しかしあの傑作『サイドウェイ』から20年経ってるらしい。そのことに驚きと恐怖を感じつつ座席についた。

公開最初の日曜日ということもあり、ほぼ満席。素晴らしいけど、隣にでっかい人(私もデッカめだけど)が来ちゃってちょっとせまい笑。

ストーリーの舞台は1970年の年の瀬。全寮制の男子寄宿学校。年末のホリディシーズンに学校に残ることになった、嫌われ者の教師と、愛想のない料理長、小憎たらしい学生が少しずつ心を通わせていく、というド王道なストーリー。

もうなんといっても役者が良い。ポール・ジアマッティに至っては、もう正面から撮るだけで、こっちが勝手に何かを感じてしまう。学生も、料理長も絶妙な配役。毎度思うが、これ日本でやれるかなと。そもそもこの企画が通らないとは思うが。

余談になるが、上映前に流れる予告編。日本映画の【惨状】に目を覆いたくなる。自分の企画のこともあって精神状態が悪かったというのもあるが、それにしても…。お笑い・バラエティとコメディを勘違いしているその感覚に絶望する。

本筋に戻ると、現代の作り手で、これほどコメディとシリアスを、つまり人生をうまく描ける監督はそういないだろう。尺は2時間20分ほどだから、ちょっと長めではあるが、その中で3人の登場人物を本当にうまく描いている。ドラマを1シーズンみたくらい、登場人物たちを愛してしまうのだ。

「置いてけぼりのホリディ」という副題が表すように、3人は人生に「置いていかれた」人たちだ。

親に、子どもに、そして自分に置いていかれた。そこから動けなくなってしまって、動かなきゃってわかっているのに動けない。そんな自分を正当化して、ずっとそこに留まってしまう。3人が少しずつ近づき、それぞれが小さな一歩を踏み出す。その大きな勇気を心から応援し、祝福したくなるのだ。

このあらすじから、あの映画を思い出すわけです。

そう、「カーペディエム」こと『今を生きる』。故ロビン・ウィリアムスの「おおキャプテン、マイキャプテン」である。困り顔のイーサン・ホークと、もっと困り顔のロバート・ショーン・レナードが寄宿学校で困り果てるあの映画である。

「おおキャプテン、マイキャプテン」

舞台、時代設定から『今を生きる』を意識せざるをえないし、アレクサンダー・ペインも意識したのではないかと思うが。大きな違いは、『ホールドオーバーズ』は何も押しつけてこないということだろう。

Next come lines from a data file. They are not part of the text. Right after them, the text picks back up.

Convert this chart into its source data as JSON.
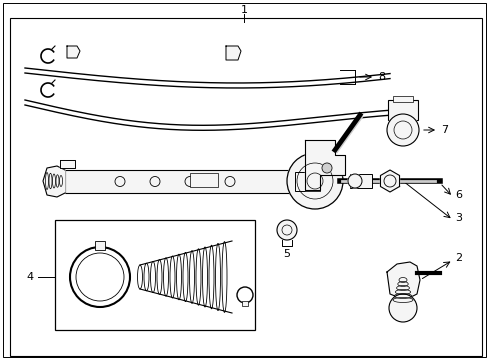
{
  "background_color": "#ffffff",
  "border_color": "#000000",
  "fig_width": 4.89,
  "fig_height": 3.6,
  "dpi": 100,
  "line_color": "#000000",
  "text_color": "#000000",
  "gray_fill": "#f5f5f5",
  "dark_gray": "#d0d0d0"
}
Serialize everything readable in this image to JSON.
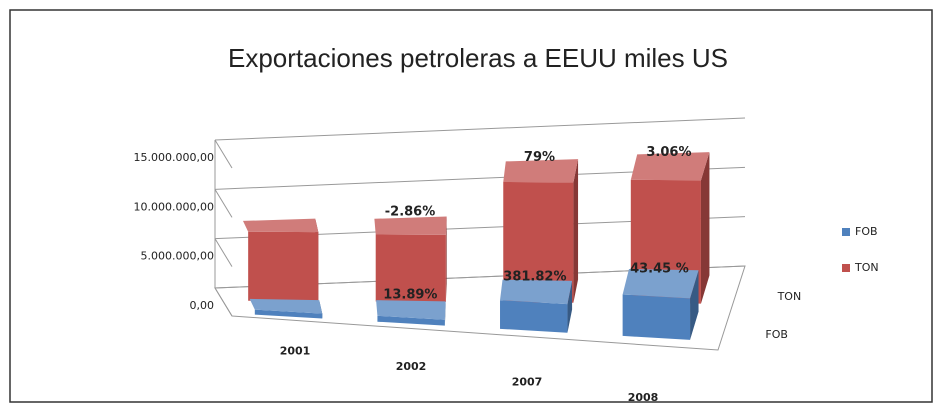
{
  "chart_data": {
    "type": "bar3d",
    "title": "Exportaciones petroleras a EEUU miles US",
    "categories": [
      "2001",
      "2002",
      "2007",
      "2008"
    ],
    "series": [
      {
        "name": "FOB",
        "color": "#4f81bd",
        "values": [
          500000,
          600000,
          2900000,
          4200000
        ],
        "pct_labels": [
          null,
          "13.89%",
          "381.82%",
          "43.45 %"
        ]
      },
      {
        "name": "TON",
        "color": "#c0504d",
        "values": [
          7000000,
          6800000,
          12200000,
          12500000
        ],
        "pct_labels": [
          null,
          "-2.86%",
          "79%",
          "3.06%"
        ]
      }
    ],
    "ylim": [
      0,
      15000000
    ],
    "yticks": [
      {
        "value": 0,
        "label": "0,00"
      },
      {
        "value": 5000000,
        "label": "5.000.000,00"
      },
      {
        "value": 10000000,
        "label": "10.000.000,00"
      },
      {
        "value": 15000000,
        "label": "15.000.000,00"
      }
    ],
    "grid": true,
    "legend": "right"
  }
}
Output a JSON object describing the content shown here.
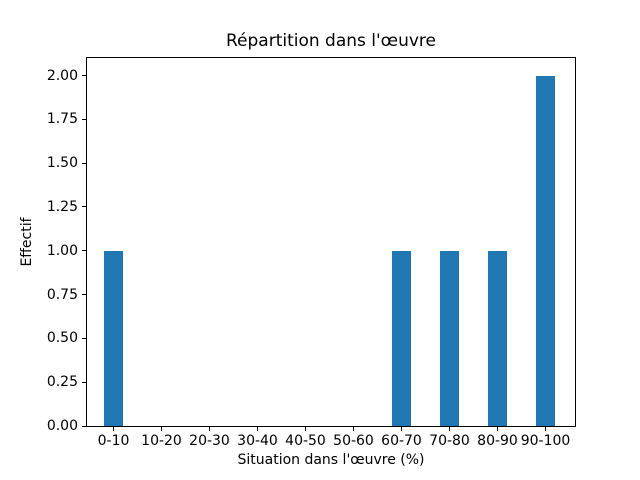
{
  "chart_data": {
    "type": "bar",
    "title": "Répartition dans l'œuvre",
    "xlabel": "Situation dans l'œuvre (%)",
    "ylabel": "Effectif",
    "categories": [
      "0-10",
      "10-20",
      "20-30",
      "30-40",
      "40-50",
      "50-60",
      "60-70",
      "70-80",
      "80-90",
      "90-100"
    ],
    "values": [
      1,
      0,
      0,
      0,
      0,
      0,
      1,
      1,
      1,
      2
    ],
    "ylim": [
      0,
      2.1
    ],
    "y_tick_labels": [
      "0.00",
      "0.25",
      "0.50",
      "0.75",
      "1.00",
      "1.25",
      "1.50",
      "1.75",
      "2.00"
    ],
    "bar_color": "#1f77b4",
    "background_color": "#ffffff",
    "grid": false
  }
}
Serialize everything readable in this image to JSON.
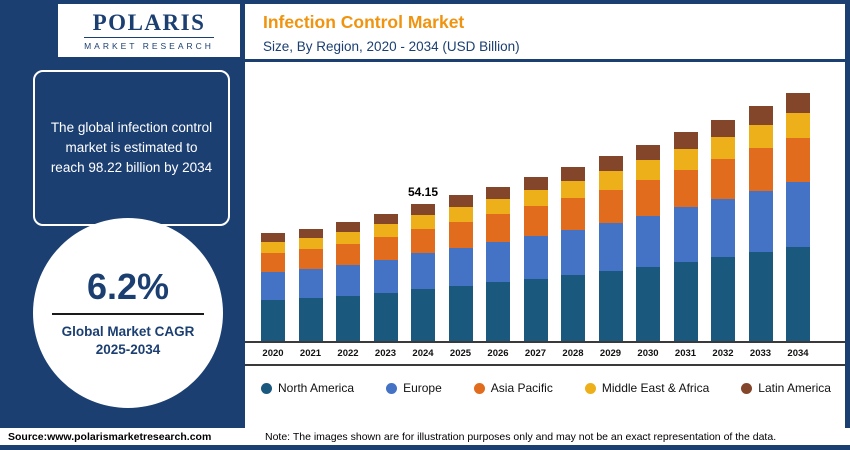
{
  "brand": {
    "logo_name": "POLARIS",
    "logo_subtitle": "MARKET RESEARCH"
  },
  "sidebar": {
    "estimate_text": "The global infection control market is estimated to reach 98.22 billion by 2034",
    "cagr_value": "6.2%",
    "cagr_line1": "Global Market CAGR",
    "cagr_line2": "2025-2034",
    "source": "Source:www.polarismarketresearch.com"
  },
  "header": {
    "title": "Infection Control Market",
    "subtitle": "Size, By Region, 2020 - 2034 (USD Billion)"
  },
  "footer": {
    "note": "Note: The images shown are for illustration purposes only and may not be an exact representation of the data."
  },
  "colors": {
    "background_navy": "#1c3f72",
    "title_orange": "#f0930f",
    "north_america": "#1b587e",
    "europe": "#4472c4",
    "asia_pacific": "#e16c1e",
    "middle_east_africa": "#edb01a",
    "latin_america": "#84462b"
  },
  "chart_data": {
    "type": "bar",
    "stacked": true,
    "title": "Infection Control Market",
    "subtitle": "Size, By Region, 2020 - 2034 (USD Billion)",
    "ylabel": "USD Billion",
    "ylim": [
      0,
      100
    ],
    "grid": false,
    "legend_position": "bottom",
    "categories": [
      "2020",
      "2021",
      "2022",
      "2023",
      "2024",
      "2025",
      "2026",
      "2027",
      "2028",
      "2029",
      "2030",
      "2031",
      "2032",
      "2033",
      "2034"
    ],
    "series": [
      {
        "name": "North America",
        "color": "#1b587e",
        "values": [
          16.2,
          16.9,
          17.9,
          19.1,
          20.6,
          21.9,
          23.2,
          24.7,
          26.2,
          27.8,
          29.5,
          31.4,
          33.3,
          35.4,
          37.3
        ]
      },
      {
        "name": "Europe",
        "color": "#4472c4",
        "values": [
          11.0,
          11.6,
          12.2,
          13.1,
          14.1,
          15.0,
          15.9,
          16.9,
          17.9,
          19.0,
          20.2,
          21.5,
          22.8,
          24.2,
          25.5
        ]
      },
      {
        "name": "Asia Pacific",
        "color": "#e16c1e",
        "values": [
          7.7,
          8.0,
          8.5,
          9.1,
          9.7,
          10.4,
          11.0,
          11.7,
          12.4,
          13.2,
          14.0,
          14.9,
          15.8,
          16.8,
          17.7
        ]
      },
      {
        "name": "Middle East & Africa",
        "color": "#edb01a",
        "values": [
          4.3,
          4.4,
          4.7,
          5.0,
          5.4,
          5.8,
          6.1,
          6.5,
          6.9,
          7.3,
          7.8,
          8.3,
          8.8,
          9.3,
          9.8
        ]
      },
      {
        "name": "Latin America",
        "color": "#84462b",
        "values": [
          3.4,
          3.6,
          3.8,
          4.0,
          4.3,
          4.6,
          4.9,
          5.2,
          5.5,
          5.9,
          6.2,
          6.6,
          7.0,
          7.4,
          7.9
        ]
      }
    ],
    "totals": [
      42.6,
      44.5,
      47.1,
      50.3,
      54.15,
      57.7,
      61.1,
      65.0,
      68.9,
      73.2,
      77.7,
      82.7,
      87.7,
      93.1,
      98.22
    ],
    "annotation": {
      "category": "2024",
      "label": "54.15"
    }
  }
}
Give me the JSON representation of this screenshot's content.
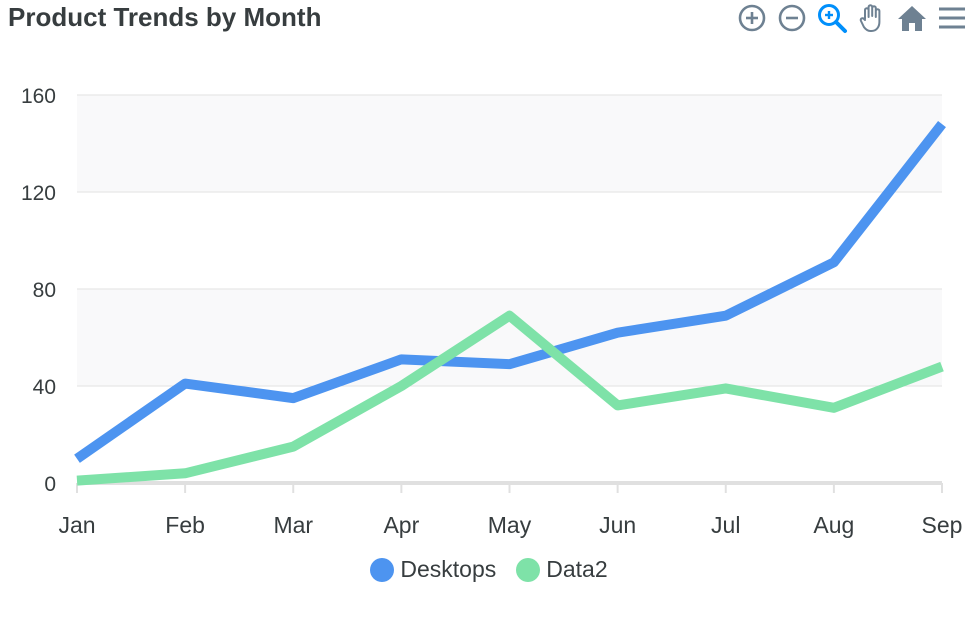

『今を生きる』は、もうタイトル(これは邦題が悪いけど。原題は直訳すると『死せる詩人の会』)から、とにかく息苦しい。ロビン・ウィリアムスに耳元で「カーペディエム」と囁かれ、最後には「おおキャプテン」とやられ問答無用で泣かされる(今観たら泣くかわかんないけども)。

しかし『ホールドオーバーズ』は、何も押しつけてこないのだ。ちょっと忘れてしまったがフランス語で『私たちの秘密』と言い合うシーンがある。

「今を生きろ!」ともののけ姫ばりのメッセージを叩き込んでくる『今を生きる』との違いはそこにある。

「今を生きろ」の後ろか前には、「お前の」とつく。だけど「私たちの秘密」は最初から一緒に、寄り添ってくれる感じがする。秘密の共有は人間関係を強固にする。

ベタベタとした『絆』の中ではなく、『共犯者』としてちょっとニヤニヤしながら生きていける、そこにちょっとした可笑しさなんかがあって、「俺も相乗りしちゃおっかな」という気分になる。

そして、ラスト、やっぱりペインとジアマッティとくれば、それですよね! という最高のワンシーンだった。

精神状態が悪く、映画を観ること自体がしんどい中でもこれだけおもしろいと思えた。精神状態悪くなかったら100点だったに違いない。